Written January 2019 – Unedited
Crash & Burn
The problem when going at 100 miles per hour is not the ride.
It’s when you stop.
The higher the travelling speed, the greater the crash. We have all seen enough of those Arrive Alive campaigns to know this fact. That is why we have speed limits.
Both the car and the wall obliterated. A write off. Had the car been checked regularly and maintained, the breaks would have worked, you would have had a clearer view of what was ahead of you. The warning lights were there. The car could have helped protect you.
Although it may seem like it happens in an instant, as traditional Hollywood style movies would have us believe in the 80th minute of the movie, where the heroine’s world comes crashing down in one uninterrupted, explosive, dramatic finale scene, and then within 10minutes, everyone is good again, and they lived happily ever after, this is not real life. Even if it seems sudden or out of the blue, perhaps even to the people close to you, it takes a lot, and a long time for your mind and your body to break down to that point of burn out or emotional/mental breakdown.

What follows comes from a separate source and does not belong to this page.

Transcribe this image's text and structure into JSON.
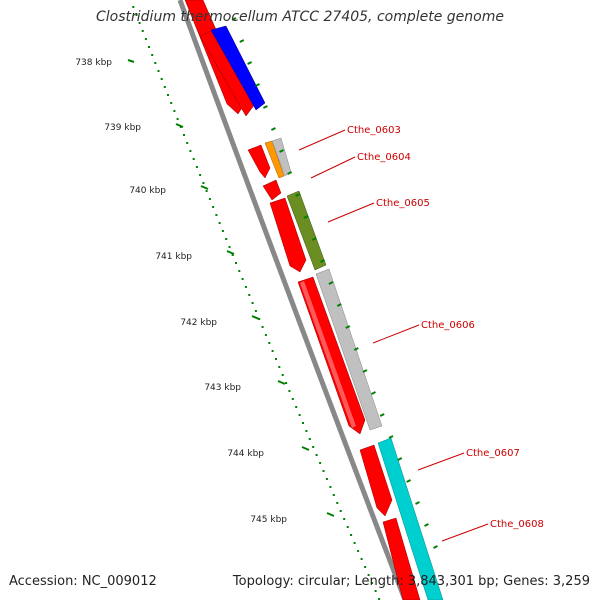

Let’s talk about that for a moment because I am sure you, like I did, thought that term was meant for those outbursts of anger and frustration when your dog walked mud onto a new rug you just bought. Or when the neighbours see you walking up and down the garden yelling profanities as you pick up all the toys your kids left outside and promised they would pick up. Or when you are crying your heart out to that Ed Sheeran song because no, everything is not perfect. You might have thought it meant strait jackets, loony bins and an underlying illness such as bipolar or schizophrenia. Or it referred to billionaire entrepreneurs or overly successful and famous movie stars who take a year off to sail their yacht around the world and start up charities in Central Africa? (Note – this could well be the case, but it doesn’t always mean that everyone in between is not immune to it) There is also a misconception, and this is probably my own judgement on myself, that it refers to someone who is weak and can’t handle life. Like when you read or watch those period dramas where the fair lady folk died of a broken heart. Seriously? Because they lost their income, or their home, or their loved one or were caught in a scandal or brought shame to the family. I would have been dead a long time ago if I lived in that era.
What of us “normal” people? Trying to adult our way though life? The moms, the stay-at-home moms, the working moms, the singles, the fur-baby moms, the women who by choice or circumstance don’t have children or a husband or a partner? Those of us who are otherwise relatively healthy and are not managing public listed companies but are just trying to be the best they can at their job, their career, their start up business, as an employee or a wife, a mom, or a partner, a daughter, a friend. Are we immune to burn out/ emotional breakdowns? We have a good life? A roof over our heads, income, family, a car, a domestic helper perhaps? We have no right to have a breakdown do we? It’s not like we are dying or are homeless or lost millions in a stock market crash?
You know what happens then?
We put EVEN MORE pressure on ourselves as we feel we are not allowed to fall apart.
We gear down, put foot and that car speeds off, fleeing in fear of being judged on how well we are handling life.
Oh dear me… what is wrong with you? Why don’t you have your shit together? You have had 38 years to sort it out, you really should know better by now. Tsk tsk tsk.